The Court held oral argument on the matter on March 6, 2008. (Transcript of Oral Argument, March 6, 2008 ("Tr.").) The Court ruled that: (1) Arnold's federal securities claims are time-barred by operation of the relevant statute of limitations (Tr. at 7-11); and (2) Arnold's numerous state law claims merge into single claims for professional malpractice against each defendant (Tr. at 11-12). In light of these holdings, the Court heard oral argument as to: (1) whether the Court should exercise supplemental jurisdiction over the state law malpractice claims in light of the dismissal of the federal claims, and (2) whether the state law malpractice claims are time-barred under the statute of limitations. The Court now exercises its supplemental jurisdiction over the state law malpractice claims and dismisses them as time-barred.
 
In this case, Defendants argue that the three-year statute of limitations accrued when the opinion letters were issued. Arnold contends that because the fraudulent scheme was continuous, the claim did not accrue against either Defendant until KPMG revealed its fraudulent conduct by entering into a deferred prosecution agreement with the Department of Justice in August 2005. In the alternative, Arnold argues that the statute of limitations was tolled.
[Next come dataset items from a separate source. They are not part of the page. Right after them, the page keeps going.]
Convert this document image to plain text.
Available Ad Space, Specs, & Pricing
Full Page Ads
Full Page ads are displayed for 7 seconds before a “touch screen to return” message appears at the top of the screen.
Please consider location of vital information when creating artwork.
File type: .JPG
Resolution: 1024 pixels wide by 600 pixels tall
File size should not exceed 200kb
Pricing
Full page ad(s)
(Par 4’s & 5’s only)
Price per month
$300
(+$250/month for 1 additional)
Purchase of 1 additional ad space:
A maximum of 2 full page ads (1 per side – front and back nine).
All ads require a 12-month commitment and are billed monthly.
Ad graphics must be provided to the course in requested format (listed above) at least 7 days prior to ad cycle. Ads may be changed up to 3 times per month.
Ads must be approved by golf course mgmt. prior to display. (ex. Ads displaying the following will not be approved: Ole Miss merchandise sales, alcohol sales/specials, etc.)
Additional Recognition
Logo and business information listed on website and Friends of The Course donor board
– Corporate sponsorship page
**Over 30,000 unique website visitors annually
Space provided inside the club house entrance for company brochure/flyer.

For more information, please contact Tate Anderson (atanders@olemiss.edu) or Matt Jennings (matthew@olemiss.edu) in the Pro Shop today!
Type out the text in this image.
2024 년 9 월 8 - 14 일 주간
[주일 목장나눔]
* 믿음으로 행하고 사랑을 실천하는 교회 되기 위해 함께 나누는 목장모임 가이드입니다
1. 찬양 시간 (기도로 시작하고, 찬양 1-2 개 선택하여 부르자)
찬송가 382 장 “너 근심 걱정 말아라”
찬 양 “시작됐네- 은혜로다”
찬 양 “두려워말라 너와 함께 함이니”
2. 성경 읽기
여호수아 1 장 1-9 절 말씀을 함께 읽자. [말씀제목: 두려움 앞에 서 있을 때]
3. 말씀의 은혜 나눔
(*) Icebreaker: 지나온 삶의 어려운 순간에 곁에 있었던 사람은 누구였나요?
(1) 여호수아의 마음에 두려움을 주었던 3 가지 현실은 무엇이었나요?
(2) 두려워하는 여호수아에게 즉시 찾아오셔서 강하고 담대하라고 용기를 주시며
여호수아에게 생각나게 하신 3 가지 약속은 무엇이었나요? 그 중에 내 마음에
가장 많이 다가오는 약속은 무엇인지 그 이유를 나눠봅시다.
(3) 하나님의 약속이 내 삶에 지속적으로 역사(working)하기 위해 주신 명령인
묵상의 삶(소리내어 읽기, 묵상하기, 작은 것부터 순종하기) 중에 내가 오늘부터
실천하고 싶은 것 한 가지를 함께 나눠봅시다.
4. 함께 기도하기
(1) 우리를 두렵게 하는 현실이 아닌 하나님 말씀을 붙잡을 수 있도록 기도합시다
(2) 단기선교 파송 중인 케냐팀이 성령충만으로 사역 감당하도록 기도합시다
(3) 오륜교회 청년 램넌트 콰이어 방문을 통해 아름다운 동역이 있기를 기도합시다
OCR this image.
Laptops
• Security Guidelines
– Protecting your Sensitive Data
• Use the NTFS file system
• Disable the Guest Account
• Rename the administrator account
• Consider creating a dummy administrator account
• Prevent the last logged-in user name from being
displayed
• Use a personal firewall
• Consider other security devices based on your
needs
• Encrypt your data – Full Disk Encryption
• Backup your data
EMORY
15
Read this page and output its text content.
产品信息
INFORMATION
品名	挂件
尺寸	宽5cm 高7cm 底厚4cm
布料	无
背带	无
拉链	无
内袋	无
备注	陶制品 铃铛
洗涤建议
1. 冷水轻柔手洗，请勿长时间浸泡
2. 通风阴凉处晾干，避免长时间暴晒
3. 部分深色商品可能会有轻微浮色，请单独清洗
The Court rejects the argument that the appropriate date of accrual was August 2005; the claim for malpractice accrued when each Defendant issued its opinion letter. 
 
YAMIRA SANTIELI, Plaintiff, v. LAWRENCE M. LAPINE, Defendant.

UNITED STATES DISTRICT COURT FOR THE DISTRICT OF CONNECTICUT

2008 U.S. Dist. LEXIS 28251

March 26, 2008, Decided
To recover on a claim of legal malpractice, plaintiff must establish (1) the existence of an attorney-client relationship; (2) the attorney's wrongful act or omission; (3) causation; and (4) damages. Plaintiff must produce expert testimony that a breach of the professional standard of care has occurred, and that the breach was a proximate cause of the injuries suffered by the plaintiff. Dixon v. Bromson and Reiner, 95 Conn.App. 294, 297-98, 898 A.2d 193 (2006); Solomon v. Levett, 30 Conn.App. 125, 128, 618 A.2d 1389 (1993). In malpractice cases, expert testimony serves to assist lay people, such as members of the jury and the presiding judge, to understand the applicable standard of care and to evaluate the defendant's action in light of that standard. Vona v. Lerner, 72 Conn.App. 179, 187, 804 A.2d 1018 (2002).

Plaintiff makes no representation that she intends to disclose an expert witness and she has filed no motion to do so. Rather, she argues that this case falls within the exception to the expert witness requirement where there is "such an obvious and gross want of care or skill that the neglect is clear even to a layperson." Davis v. Margolis, 215 Conn. 408, 416 n. 6, 576 A.2d 489 (1990).

An expert may not be necessary when the legal malpractice involved a failure to follow rules of procedure, such as filing motions or attending hearings. See Dubreuil v. Witt, 80 Conn.App. 410, 422, 835 A.2d 477 (2003). However, the instant case does not involve an obvious and gross want of care that would be clear to a lay person. Here, assessment of whether defendant breached the standard of care requires expert testimony as to the division of marital assets and the advice provided by defendant. Accordingly, summary judgment is appropriate.